Гремя подковками по каменному полу, он вошёл в вестибюль и направился прямо к лестнице. Охранник сунулся было наперерез, но как будто запнулся и остановился. Поднявшись на второй этаж и глядя перед собой, Михаил двинулся по коридору. Какие-то белые халаты, крики… Он шёл, не оборачиваясь. Вошёл в палату, подошёл к кровати, с которой на него таращилась Наташа, придвинул с грохотом ногой табурет и сел, не снимая фуражки.
Какие-то крики от дверей:
– Товарищ, что же это! Прекратите! Вызовем милицию! Выйдете из палаты!
– Пшли вон! – И уже ей: – Ну, что же молчишь, лгунья?
– Миш, ноги… Я…
– Что ты? Ты – законченная дура, тебе лучше держать рот закрытым! У тебя одно хорошо получается – врать! Ах, милый, – запищал он, – я в церкви поклялась перед алтарём!
Он перевёл дух. В её глазах отчаяние боролось с надеждой.
– Так что ты ещё и клятвопреступница! Ты, идиотка, намерена выйти за меня замуж, или это должна решить твоя трижды идиотка мама?
Он так резко нагнулся к ней, что ударил козырьком фуражки по носу.
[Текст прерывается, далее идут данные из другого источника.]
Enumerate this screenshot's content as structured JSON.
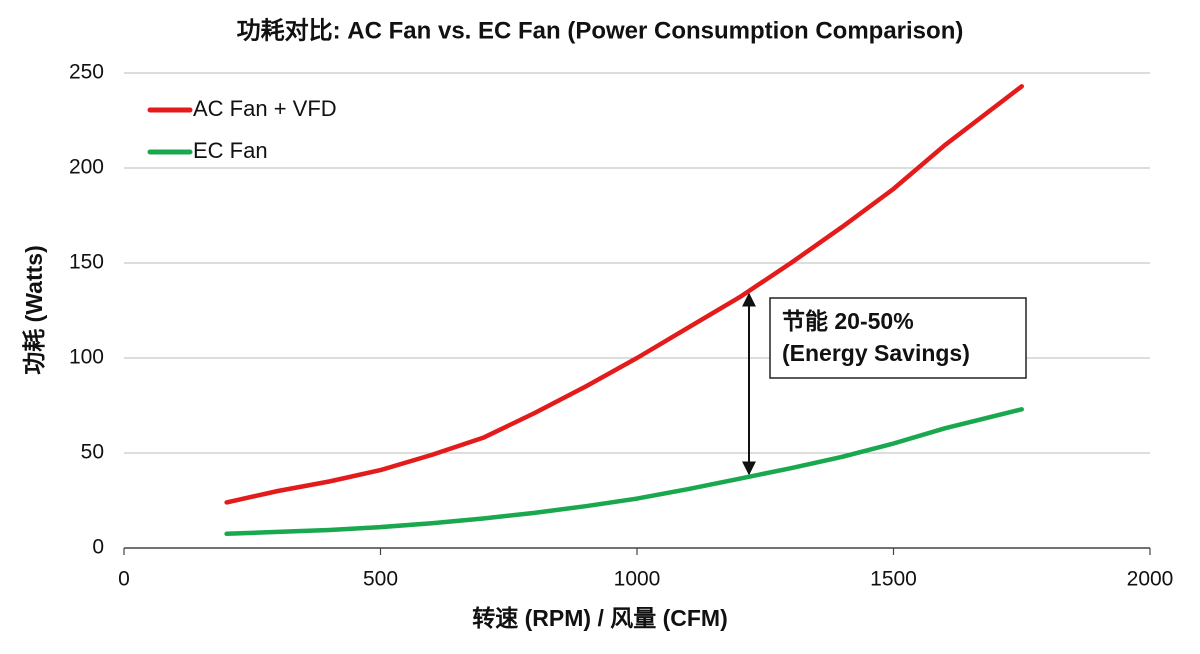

– Я вынуждена теперь, – прошептала она, держась за нос и пытаясь улыбнуться, – кто же теперь на мне женится, с таким-то носом.
Она обхватила его за шею и заплакала, бормоча: – Ты пришёл, любимый мой, ты пришёл, Мишенька
***
Они обвенчались двадцать девятого августа, уже не в больнице. Как-то незаметно для них прошёл и августовский путч.
Михаил улыбнулся воспоминаниям. Да уж, сватовство капитана! По сравнению с ним сватовство майора[1] выглядит жалким плагиатом.
Ему принесли кусок восхитительного мяса на деревянной доске, официант наполнил стопку хреновкой. Он выпил, отрезал кусок и с наслаждением начал жевать.
– Слушай, лиса! Может начнёшь про какую-то там вещь?
– Подожди, к этому надо подойти. Вот скажи, ты хорошо помнишь свою последнюю командировку? Из которой ты и пришёл ко мне в больницу?
– Конечно. Иногда мне кажется, что я её помню по минутам.
–Вот сейчас и вспомни её. Выпей ещё, – она сделала знак официанту, – и ответь мне предельно честно – ты думал тогда обо мне? И не ищи в моём вопросе каких-то женских хитростей или вымогательств.
Он закурил и задумался.
Рядовой Кондэ коснулся его плеча:
– Товарищ капитан, там человек с автоматом.
«Волга» как раз проезжала тёмную деревню. Михаил, бросив взгляд вправо, увидел мельком только единственный освещённый дом и смутный силуэт на крыльце.
– Турыгин, – бросил он к водителю, – остановись за первым поворотом или под горкой.
– Товарищ капитан, – ефрейтор сбросил скорость, – тут типа площадки для отдыха.
– Отлично. Давай!
Турыгин заехал на площадку, поставил машину носом к выезду, выключил фары и заглушил двигатель.